The owners of marginal farming land in coastal areas are being urged to open the floodgates and refill swamps, but sceptics question whether its carbon abatement properties would have happened anyway.
A new blue carbon accounting system, developed by a team of 13 researchers from universities across the country, calculates the amount of carbon sequestered when tidal zones are returned to their natural state.
The program allows landowners to earn carbon credits by rehabilitating ecosystems such as mangroves and melaleuca forests, and the units then sold or traded to generate revenue.
The price paid for Australian Carbon Credit Units has risen from about $16 to about $50 in the past year.
Carbon credit calculator
James Sippo from the Southern Cross University has developed a calculator for use by landholders.
"There are different models for each climate zone in the country," he said.
Dr Sippo said the scheme would target low-lying coastal land which had been drained for agriculture.
"If you think of all the sugar cane land and marginal coastal land that is used for grazing, that is low-lying and really swampy, that was historically drained," he said.
Dr Sippo said a mangrove forest could capture and store three to four times more carbon than a tropical rainforest of the same size.
"Saltwater has some very special chemical properties which change the soil chemistry, and basically that coastal vegetation is an amazing sink for atmospheric carbon," he said.
"The average value would be about 15 tonnes of carbon per hectare per year.
"The Tuckean Swamp, which is the largest natural wetland in the Northern Rivers, if that was converted back to a mangrove forest or a blue carbon system again, it would take up over 4,000 tonnes [of carbon] for the whole area per year.
"Just to give a comparison, the largest industrial carbon sequestration plant in the world, which is called the Orca plant, takes up that same amount."

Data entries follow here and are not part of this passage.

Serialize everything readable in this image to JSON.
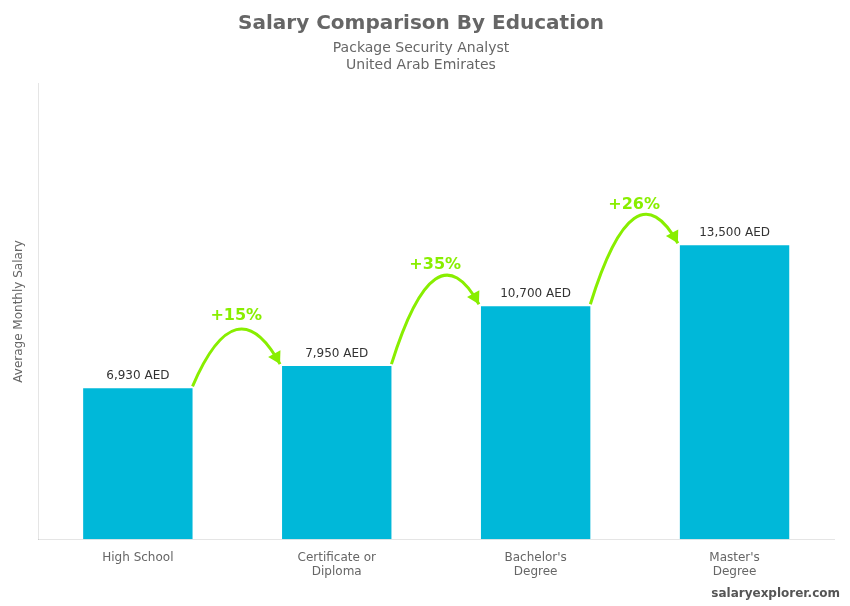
{
  "chart_data": {
    "type": "bar",
    "title": "Salary Comparison By Education",
    "subtitle": [
      "Package Security Analyst",
      "United Arab Emirates"
    ],
    "y_label": "Average Monthly Salary",
    "categories": [
      "High School",
      "Certificate or\nDiploma",
      "Bachelor's\nDegree",
      "Master's\nDegree"
    ],
    "values": [
      6930,
      7950,
      10700,
      13500
    ],
    "value_labels": [
      "6,930 AED",
      "7,950 AED",
      "10,700 AED",
      "13,500 AED"
    ],
    "data_labels": true,
    "color": "#00b8d9",
    "ylim": [
      0,
      20925
    ],
    "grid": false,
    "tick_labels": "x",
    "annotations": [
      {
        "text": "+15%",
        "from": "High School",
        "to": "Certificate or\nDiploma",
        "color": "#88ee00"
      },
      {
        "text": "+35%",
        "from": "Certificate or\nDiploma",
        "to": "Bachelor's\nDegree",
        "color": "#88ee00"
      },
      {
        "text": "+26%",
        "from": "Bachelor's\nDegree",
        "to": "Master's\nDegree",
        "color": "#88ee00"
      },
      {
        "text": "salaryexplorer.com"
      }
    ]
  }
}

The Minister for Industry, Energy and Emissions Reduction, Angus Taylor, said it was an exciting scheme.
He said demand for carbon credits was soaring.
"This is a really brilliant market that's driving not just emissions reduction from Australia, but also local environmental outcomes," Mr Taylor said.
Are carbon credits working?
But Polly Hemming, who is an adviser in the Australia Institute's climate and energy team, is sceptical about the scheme.
"I have significant concerns about whether it is going to be crediting abatement that would have happened anyway," she said.
"We know that sea levels are rising … I haven't seen any assurances that mangroves are not just going to grow back anyway.
"If the project has a hundred-year permanence period, and that means you have to keep it there for a hundred years, then you need to make sure that the sea level change and climate variability has been modelled for that period.
Ms Hemming said here was an inherent risk in increasing the supply of carbon credits.
"If the government does increase supply, as it's said multiple times it's going to, then that's not necessarily going to be an incentive to decarbonise any more," she said.
"Emissions are just being offset really, whether it's by Australian Carbon Credits or by international units.
"If the market was working, you'd expect to see emissions dropping."